PS D:\python> pip install scikit-learn
Defaulting to user installation because normal site-packages is not writeable
Collecting scikit-learn
Downloading scikit_learn-1.3.2-cp311-cp311-win_amd64.whl (9.2 MB)
━━━━━━━━━━━━━━━━━━━━━━━━━━━━━━━━━━━━━━━━ 9.2/9.2 MB 635.7 kB/s eta 0:00:00
Requirement already satisfied: numpy<2.0,>=1.17.3 in c:\program files\python311\lib\site-packages (from scikit-learn) (1.24.2)
Requirement already satisfied: scipy>=1.5.0 in c:\users\62812\appdata\roaming\python\python311\site-packages (from scikit-learn) (1.11.3)
Collecting joblib>=1.1.1
Downloading joblib-1.3.2-py3-none-any.whl (302 kB)
━━━━━━━━━━━━━━━━━━━━━━━━━━━━━━━━━━━━━ 302.2/302.2 kB 425.0 kB/s eta 0:00:00
Collecting threadpoolctl>=2.0.0
Downloading threadpoolctl-3.2.0-py3-none-any.whl (15 kB)
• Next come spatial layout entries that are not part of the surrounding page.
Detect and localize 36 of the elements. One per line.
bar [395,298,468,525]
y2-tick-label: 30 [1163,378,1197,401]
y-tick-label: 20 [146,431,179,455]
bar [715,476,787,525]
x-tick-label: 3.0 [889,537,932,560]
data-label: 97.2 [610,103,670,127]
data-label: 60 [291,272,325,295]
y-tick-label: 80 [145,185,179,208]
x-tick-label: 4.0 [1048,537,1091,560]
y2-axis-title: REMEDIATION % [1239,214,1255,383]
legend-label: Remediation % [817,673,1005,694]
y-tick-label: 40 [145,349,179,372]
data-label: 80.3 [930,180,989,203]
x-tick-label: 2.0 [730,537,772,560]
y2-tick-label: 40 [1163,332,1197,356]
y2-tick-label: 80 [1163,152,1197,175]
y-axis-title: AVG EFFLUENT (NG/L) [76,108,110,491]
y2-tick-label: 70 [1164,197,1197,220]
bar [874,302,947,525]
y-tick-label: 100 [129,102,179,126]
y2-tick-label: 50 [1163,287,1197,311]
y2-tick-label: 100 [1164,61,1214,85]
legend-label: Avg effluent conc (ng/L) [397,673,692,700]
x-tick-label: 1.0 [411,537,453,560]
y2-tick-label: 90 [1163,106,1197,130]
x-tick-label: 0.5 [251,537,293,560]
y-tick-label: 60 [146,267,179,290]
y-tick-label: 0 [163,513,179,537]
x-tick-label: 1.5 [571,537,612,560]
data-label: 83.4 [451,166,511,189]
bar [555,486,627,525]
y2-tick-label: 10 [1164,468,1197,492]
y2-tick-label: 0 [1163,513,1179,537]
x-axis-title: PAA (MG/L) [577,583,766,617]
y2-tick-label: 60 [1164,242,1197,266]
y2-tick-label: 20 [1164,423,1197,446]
Installing collected packages: threadpoolctl, joblib, scikit-learn
Successfully installed joblib-1.3.2 scikit-learn-1.3.2 threadpoolctl-3.2.0
[notice] A new release of pip is available: 23.0.1 -> 23.3.1
[notice] To update, run: python.exe -m pip install --upgrade pip
And from check_version.py
PS D:\python\src\import\external\sklearn> py .\check_version.py
Python: 3.11.2 (tags/v3.11.2:878ead1, Feb 7 2023, 16:38:35) [MSC v.1934 64 bit (AMD64)]
scipy: 1.11.3
numpy: 1.24.2
matplotlib: 3.7.0
pandas: 1.5.3
sklearn: 1.3.2
is the result. I hope examples can work in both of the computers.
The scikit-learn
package has been successfully installed also its dependencies. Next to do is to use it in studying machine learning, e.g. logistic regression (Johari, 2017).